The odd thing is I hardly ever do the one thing that most people associate with attenuators: Crank the amp to 10 and then bring it down to manageable levels with the attenuator. I did plug my Goldtop into it and after I realized that, yes, I could get it to sound just like “Cinnamon Girl” in my living room without scaring my cat, I lost all further desire to do that. A little too fuzzy for my tastes, but it’s nice to know I’ll be able to form a Neil Young tribute band in the retirement commune. (You know, where people will get around in golf carts styled like old VW buses.)
So why the RP360XP? 90% of the time I just use it for reverb, and maybe a little chorus or delay, but I discovered something it can do that is really cool. I got the RP to use with a Fender Greta at home but when I plugged it into the 5E3 I noticed that the “Bassman” amp model blended with the 5E3’s sound in an almost seamless manner, especially after I turned the model’s gain control down. I set it so the amp model would just barely distort, if at all, and then set the output level to just a hair higher than the signal supplied by the guitar. What’s happened is that I’m basically coloring the signal to resemble the clean sound of a Bassman and then layering the 5E3’s distortion on top of that. Sort of like an EQ with presets.

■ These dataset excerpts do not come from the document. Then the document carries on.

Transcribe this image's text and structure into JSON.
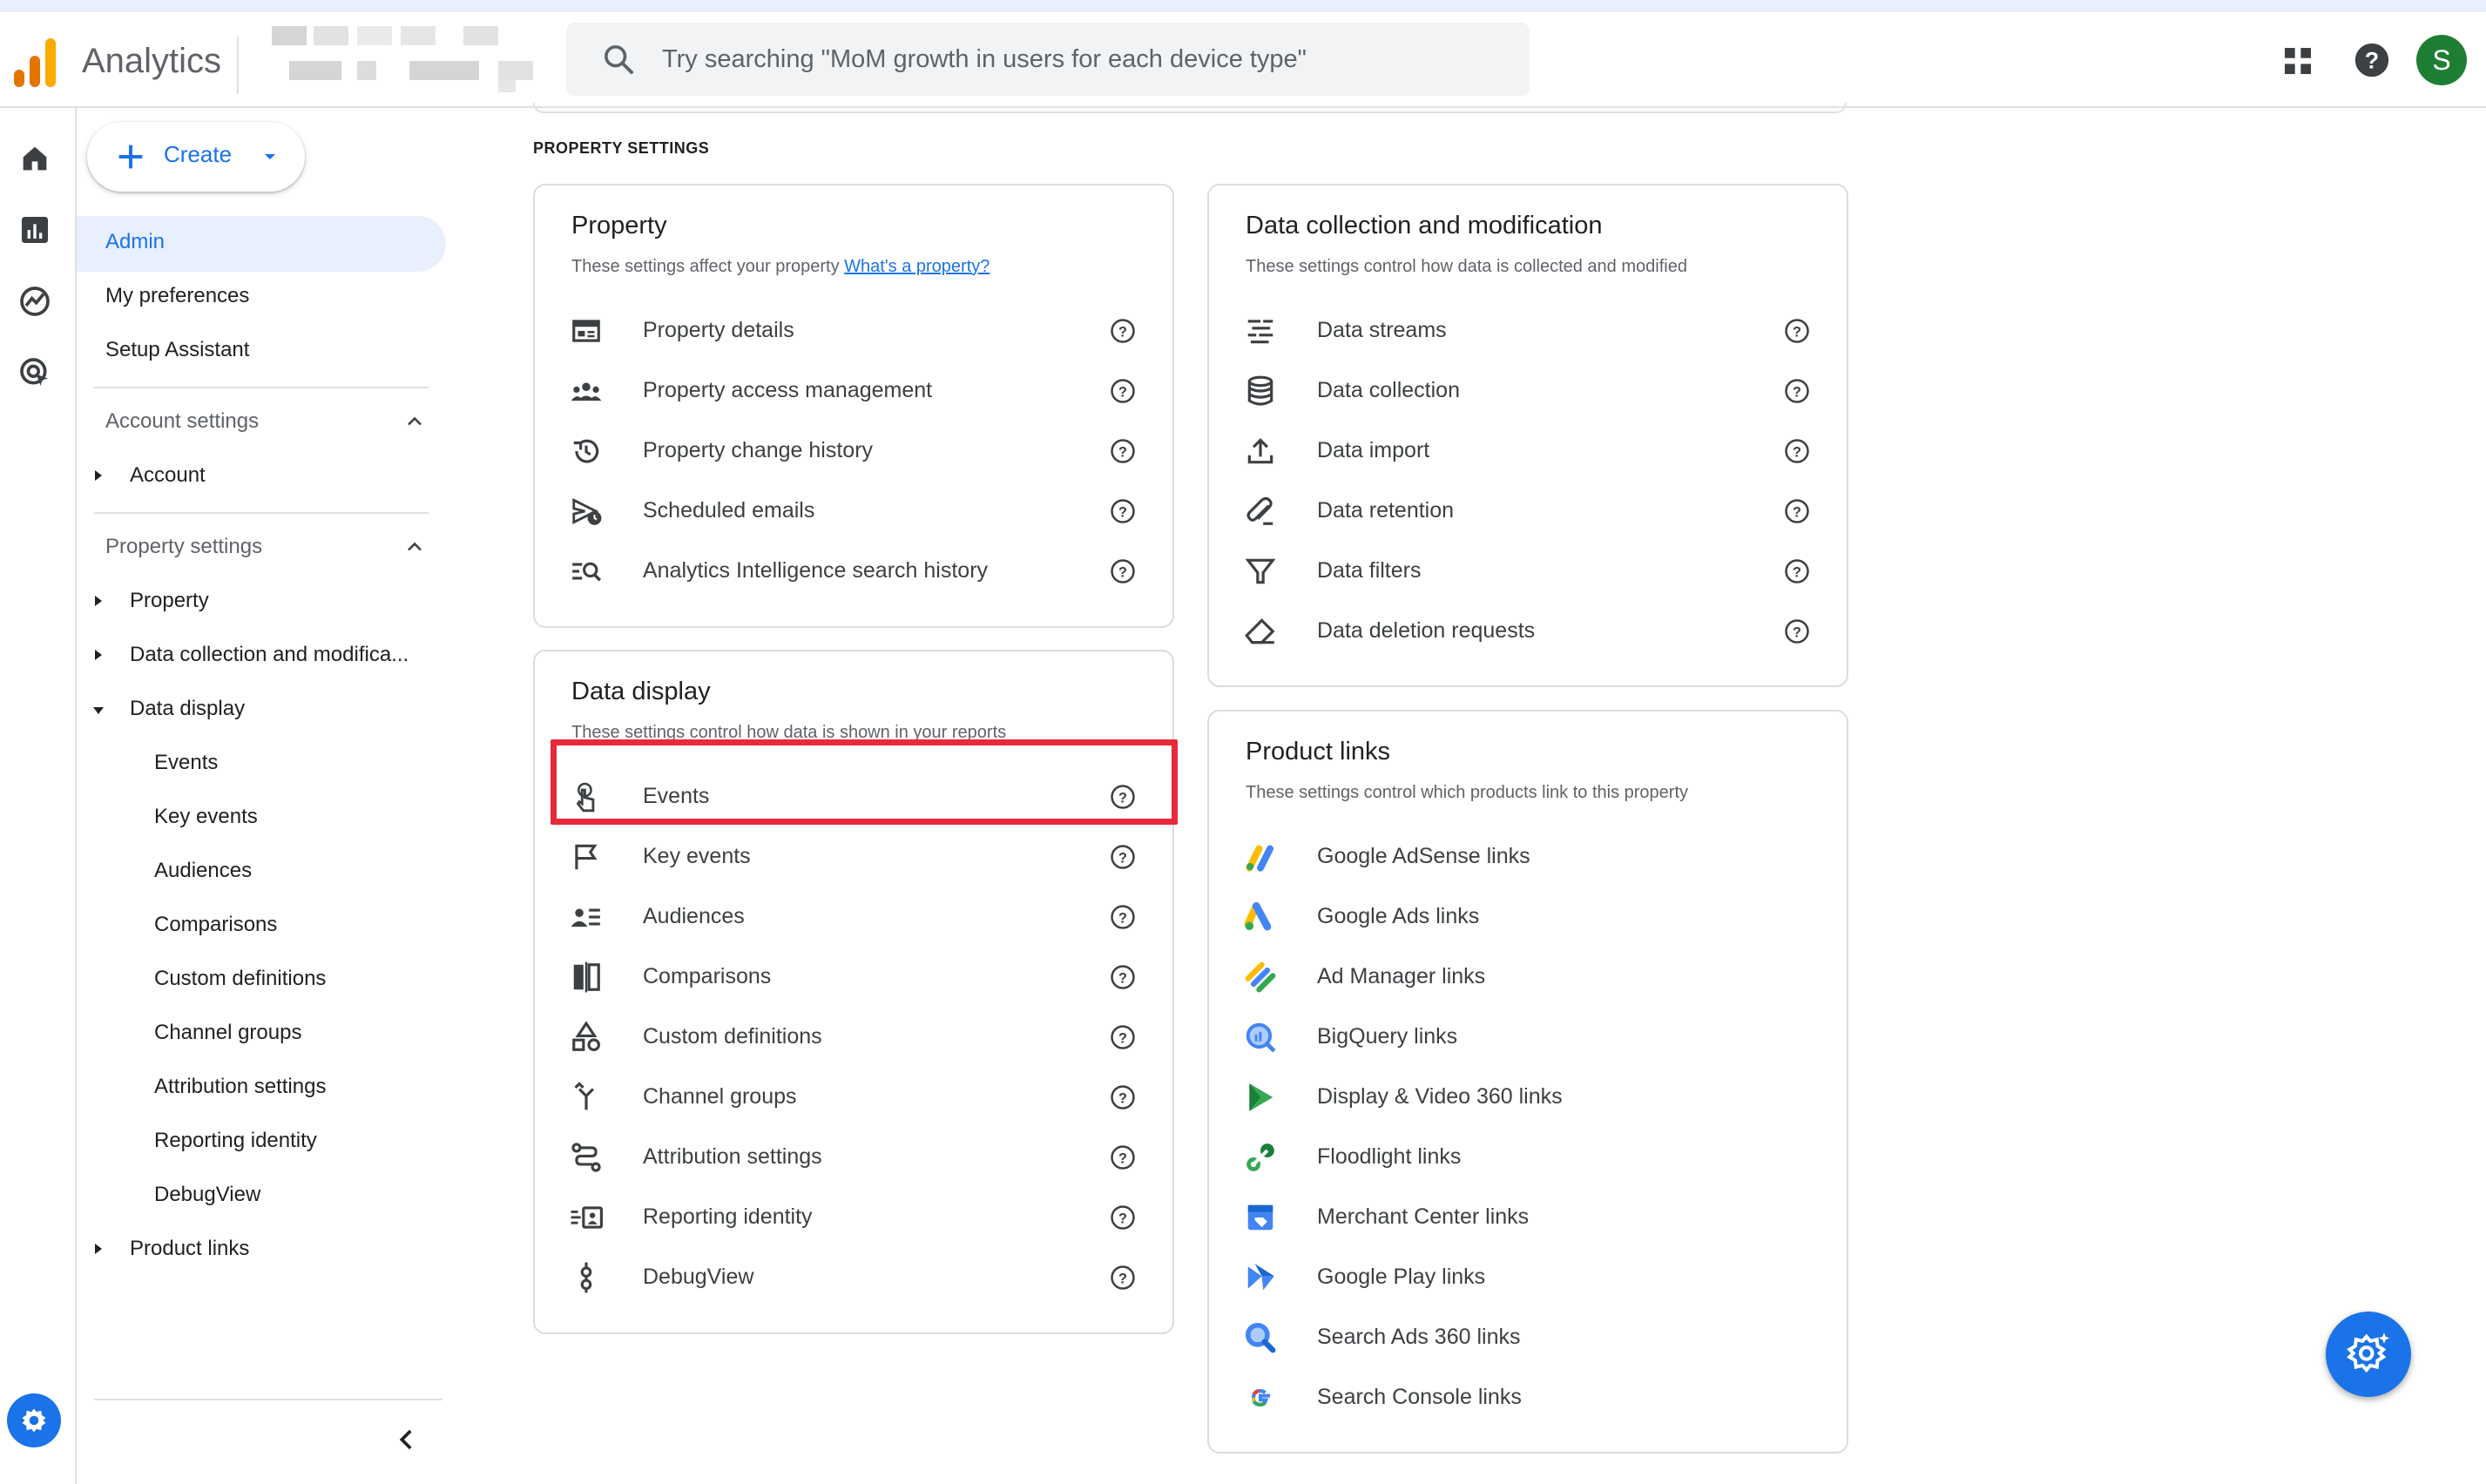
{
  "app": {
    "title": "Analytics"
  },
  "search": {
    "placeholder": "Try searching \"MoM growth in users for each device type\""
  },
  "header": {
    "avatar_letter": "S"
  },
  "sidebar": {
    "create_label": "Create",
    "items": [
      {
        "label": "Admin"
      },
      {
        "label": "My preferences"
      },
      {
        "label": "Setup Assistant"
      }
    ],
    "account_settings": {
      "label": "Account settings",
      "children": [
        "Account"
      ]
    },
    "property_settings": {
      "label": "Property settings",
      "property": "Property",
      "data_collection": "Data collection and modifica...",
      "data_display": "Data display",
      "data_display_children": [
        "Events",
        "Key events",
        "Audiences",
        "Comparisons",
        "Custom definitions",
        "Channel groups",
        "Attribution settings",
        "Reporting identity",
        "DebugView"
      ],
      "product_links": "Product links"
    }
  },
  "main": {
    "section_title": "PROPERTY SETTINGS",
    "property_card": {
      "title": "Property",
      "desc": "These settings affect your property",
      "link": "What's a property?",
      "rows": [
        "Property details",
        "Property access management",
        "Property change history",
        "Scheduled emails",
        "Analytics Intelligence search history"
      ]
    },
    "data_collection_card": {
      "title": "Data collection and modification",
      "desc": "These settings control how data is collected and modified",
      "rows": [
        "Data streams",
        "Data collection",
        "Data import",
        "Data retention",
        "Data filters",
        "Data deletion requests"
      ]
    },
    "data_display_card": {
      "title": "Data display",
      "desc": "These settings control how data is shown in your reports",
      "rows": [
        "Events",
        "Key events",
        "Audiences",
        "Comparisons",
        "Custom definitions",
        "Channel groups",
        "Attribution settings",
        "Reporting identity",
        "DebugView"
      ]
    },
    "product_links_card": {
      "title": "Product links",
      "desc": "These settings control which products link to this property",
      "rows": [
        "Google AdSense links",
        "Google Ads links",
        "Ad Manager links",
        "BigQuery links",
        "Display & Video 360 links",
        "Floodlight links",
        "Merchant Center links",
        "Google Play links",
        "Search Ads 360 links",
        "Search Console links"
      ]
    }
  },
  "colors": {
    "accent": "#1a73e8",
    "highlight": "#e8293b",
    "avatar": "#1e7e34"
  }
}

You end up with a sound that is definitely “tweed” in character, sort of like if you could have a Bassman with 6V6 tubes, 2 X 12″ speakers and 180 watts. I’ve got a “68 Plexi setting”, a “Twang” setting based on a Twin, and a few others. I’ve been working on an “AC30” patch, but it’s not ready for prime time yet. The key is getting the blend between the processor and the amp set just rig.
That could be tedious, but the RP has a feature on it that makes all this a piece of cake. They call it “sound check”, and it allows you to record something on the unit’s looper and then use software to set everything up with the 40 second loop. You can tweak everything with mouse clicks while the first 12 bars of “Hideaway” plays endlessly. I’ve got the whole rig connected and can hear what the end result is going to sound like by just dialing the volume down to neighbor, family, and pet friendly levels. You can sit there drinking a Longfin Lager and marvel at how much easier it is to set levels whilst not playing guitar at the same time. A lot easier to concentrate on getting an EQ patch “just so” when you’re not going back and forth between playing guitar and twiddling knobs.

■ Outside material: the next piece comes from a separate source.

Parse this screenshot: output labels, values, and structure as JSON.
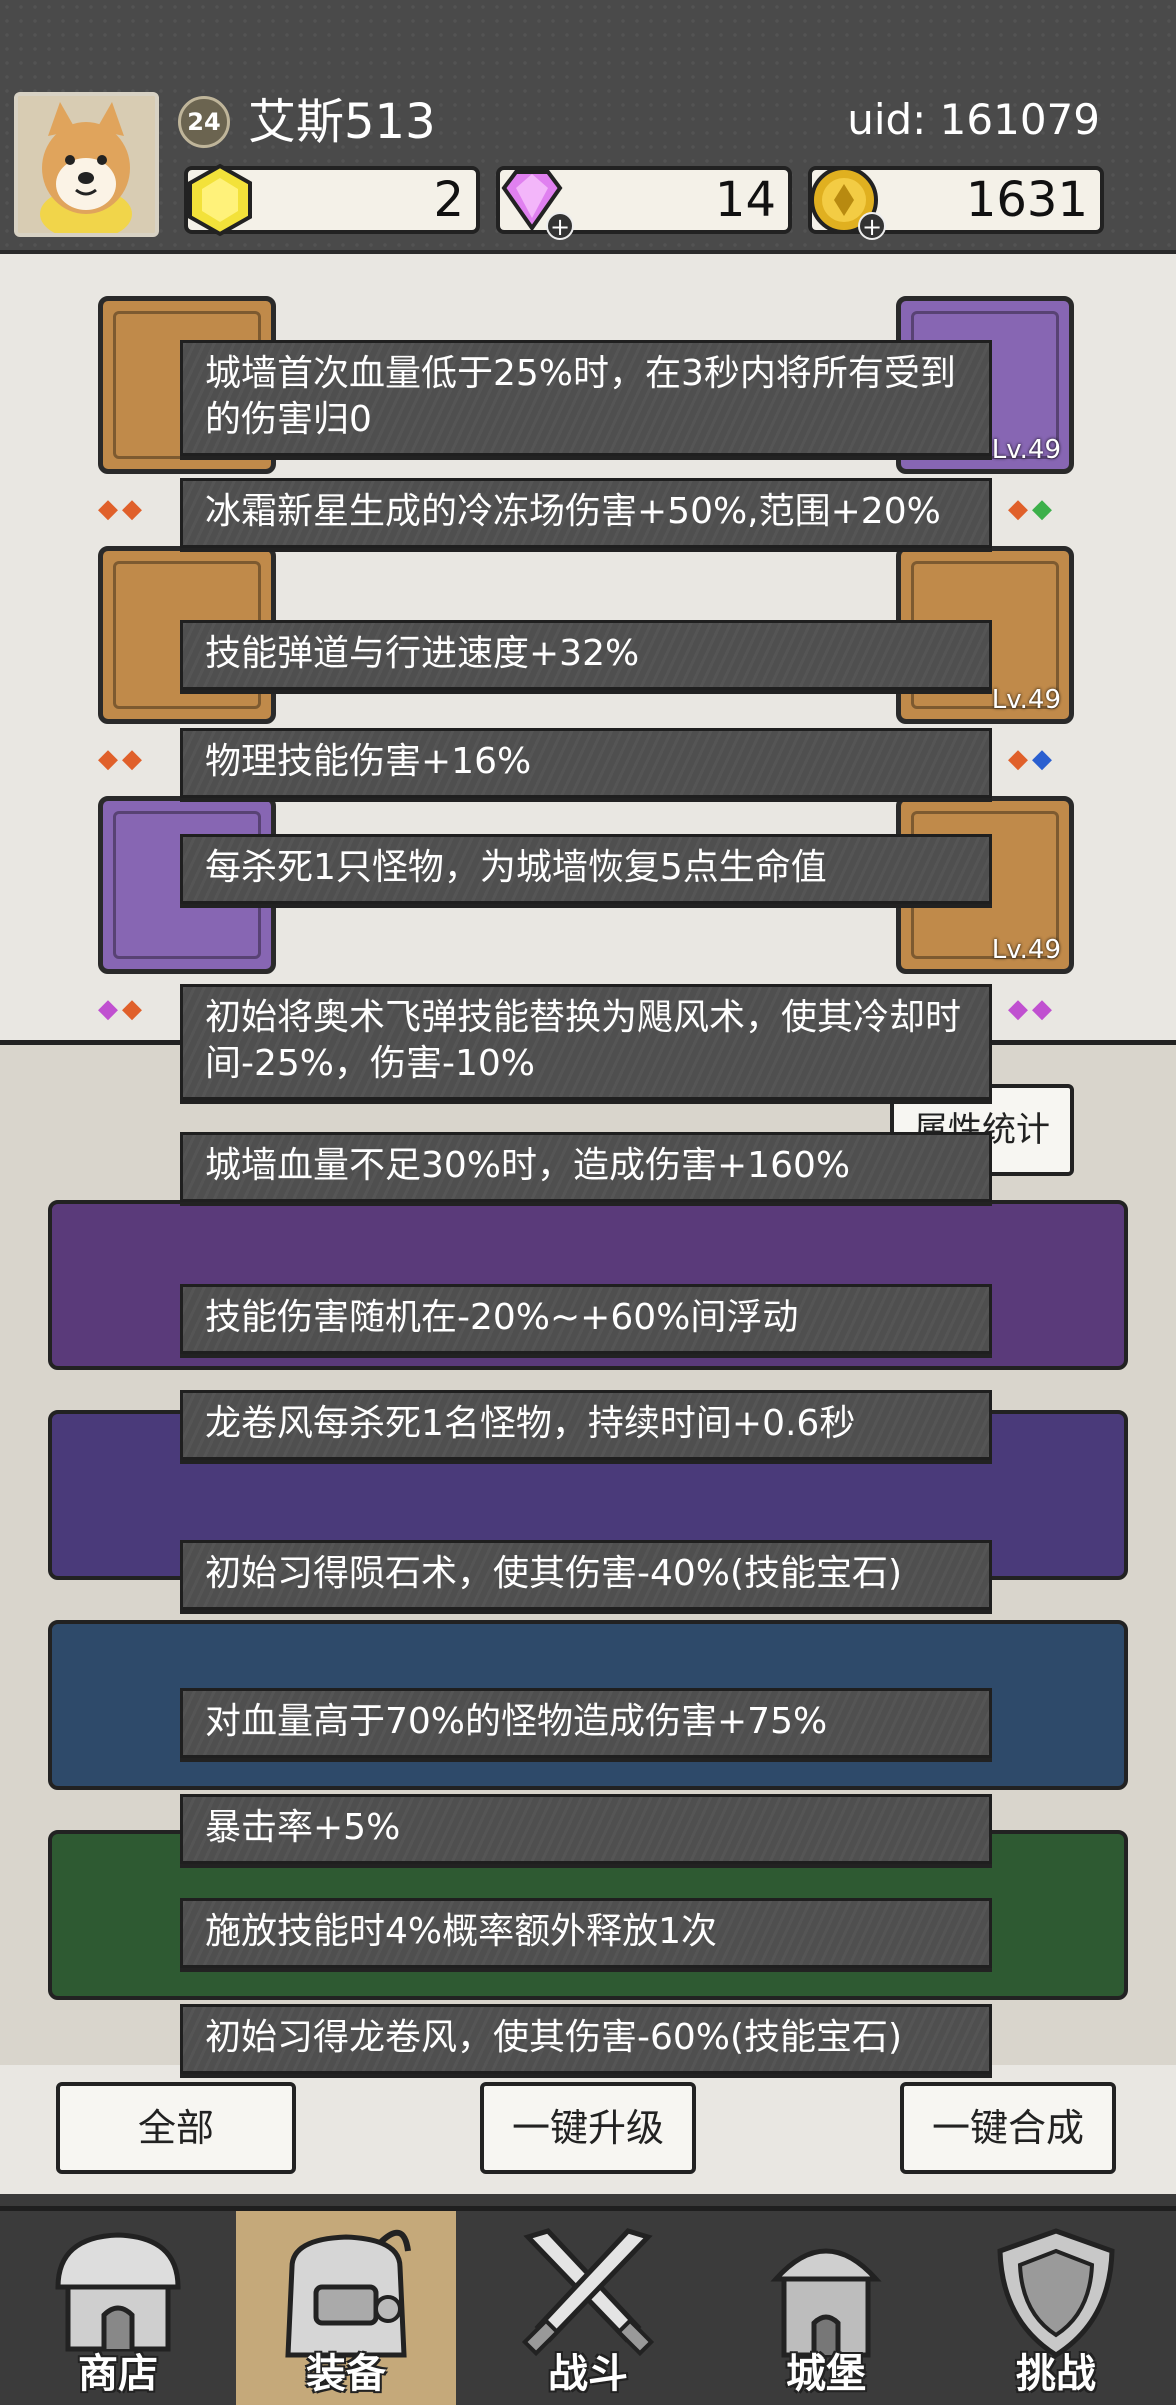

At band practice, I had to make a few slight adjustments to deal with the higher volume, but that was real easy to do as I’ve had the Unleash long enough to know things will sound a little different at stage volume. I learned that you need to program a little less bass at living room volume, and then it will be pretty close to being right at stage volume. The fact that tone, distortion and volume are totally separate makes the process so much easier, without having to worry about hitting the amp’s “sweet spot”. I can make something louder, without also increasing the distortion, or get more distortion while lowering the volume, should I feel a need to do that.
The rig worked great at a gig the other night, I used only about 4 or 5 different preset patches on the processor, so there wasn’t a lot of tap dancing on pedals to make things happen. Much less hassle than individual pedals. We only play one cover, so I have no concern about “nailing” a sought after tone or a particular amp. I’m not concerned if my “Bassman” patch sounds like a “real” Bassman or not, as long as I like the way it sounds and serves the tune. The cool thing is, though, that there were no surprises as the rig sounds EXACTLY the same in my living room as it did on stage, just louder.